The Other Side of the World–Stephanie Bishop


This is a slim volume–237 pages–that an avid reader can start and finish in a weekend without too many social plans.  If that is your plan, however, you may wish to make sure significant people in your life are out of town because this novel creates a funk that swells until it swallows you.  It’s the early 1960s in England and Charlotte is a new mom who today we might say is suffering from postpartum depression and an artist who has stopped painting.  Or just sleep deprivation and the joy of new motherhood.  Her husband, a poetry lecturer, adores her, but seems uncertain how to help her.  Her only relief derives from the English countryside.  He immigrated from India to England as a child, pushed by his parents to leave before India gained independence and the world became less favorable to a young Anglo-Indian boy.  India is not home.  Neither is England, with its cold, gray, dampness.  Sun, Henry decides, is the answer, and that can be found, with sponsored passage, in Australia.  When Charlotte learns she is pregnant again, she gives in to this idea and finds herself in a countryside that brings her no joy, in a small house with two small children, with no friends or family in the neighborhood, and her husband in his office at the local university.  Charlotte does not disguise her unhappiness for long.  Henry hides his as he struggles against subtle and not-so-subtle racism and increasingly admits he belongs nowhere.  Their situation seems to improve when Charlotte makes friends, but as she makes connections, Henry becomes more troubled.  His students walk out of lectures.  He is moved into a smaller more remote office.  When he hears from India that his mother is near death, he leaves Charlotte and the girls and fails to write or call for weeks.  When he returns to Australia, Charlotte is gone, the girls with a friend.

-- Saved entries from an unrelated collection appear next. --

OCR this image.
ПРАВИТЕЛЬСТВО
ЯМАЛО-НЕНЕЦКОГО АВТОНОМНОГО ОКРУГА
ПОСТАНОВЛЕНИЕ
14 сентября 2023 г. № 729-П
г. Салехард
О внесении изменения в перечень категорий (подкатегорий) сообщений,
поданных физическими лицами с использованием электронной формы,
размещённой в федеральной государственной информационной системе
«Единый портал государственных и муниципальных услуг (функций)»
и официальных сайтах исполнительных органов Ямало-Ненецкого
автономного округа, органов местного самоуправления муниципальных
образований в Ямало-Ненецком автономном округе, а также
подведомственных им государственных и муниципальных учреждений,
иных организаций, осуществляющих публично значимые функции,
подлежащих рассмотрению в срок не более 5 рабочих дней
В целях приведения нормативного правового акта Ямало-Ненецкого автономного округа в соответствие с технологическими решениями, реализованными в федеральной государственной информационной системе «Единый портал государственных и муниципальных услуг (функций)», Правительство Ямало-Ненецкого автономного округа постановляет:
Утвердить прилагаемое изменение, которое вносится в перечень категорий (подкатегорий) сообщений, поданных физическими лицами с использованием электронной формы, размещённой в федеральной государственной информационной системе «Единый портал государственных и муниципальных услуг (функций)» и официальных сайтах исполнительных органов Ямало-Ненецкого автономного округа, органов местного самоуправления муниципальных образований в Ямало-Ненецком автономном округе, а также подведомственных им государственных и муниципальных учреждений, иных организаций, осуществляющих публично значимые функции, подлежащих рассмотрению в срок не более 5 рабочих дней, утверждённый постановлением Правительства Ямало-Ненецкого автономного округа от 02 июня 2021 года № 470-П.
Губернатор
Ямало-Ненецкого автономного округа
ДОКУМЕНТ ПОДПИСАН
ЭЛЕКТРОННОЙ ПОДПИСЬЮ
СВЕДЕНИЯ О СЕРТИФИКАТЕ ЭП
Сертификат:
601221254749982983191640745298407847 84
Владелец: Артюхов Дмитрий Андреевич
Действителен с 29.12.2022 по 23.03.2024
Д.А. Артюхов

Bishop creates a claustrophobic world that drags you into Charlotte’s negative lens.  Her sense of being trapped and bitter slips from the page into your own heart.  This may have been augmented by my reading the novel first thing in the morning with the house dark and my family asleep, so perhaps try reading in a brightly sunlit room with happiness around you.

Charlotte does not seem to see Henry as anything other than English, or at least she does not ruminate on it openly.  However, a key interaction between them in Australia is when he asks her to paint him in order to get her painting again.  His instinct regarding her needs was correct, but his estimate of the time required was far too short and many evenings of her seeing him without looking at him leave them both slightly unsettled.  This in combination with Charlotte’s attraction to a very pale Englishman suggest she does see Henry’s difference, even if she does not name it or admit it to herself.

I was unsettled myself by this novel and by its ending.  It is atmospheric, but not satisfying.  I wanted to shake both Henry and Charlotte at the same time that I longed to put them in the 1980s or 1990s to see if they would fall into the same patterns or if the 1960s were just too much for them.  Several times I offered thanks to the gods that I was born in a time of more domestic conveniences and in which women were able and expected to continue working and having professional identities, even though such opportunity gave rise to its own difficulties.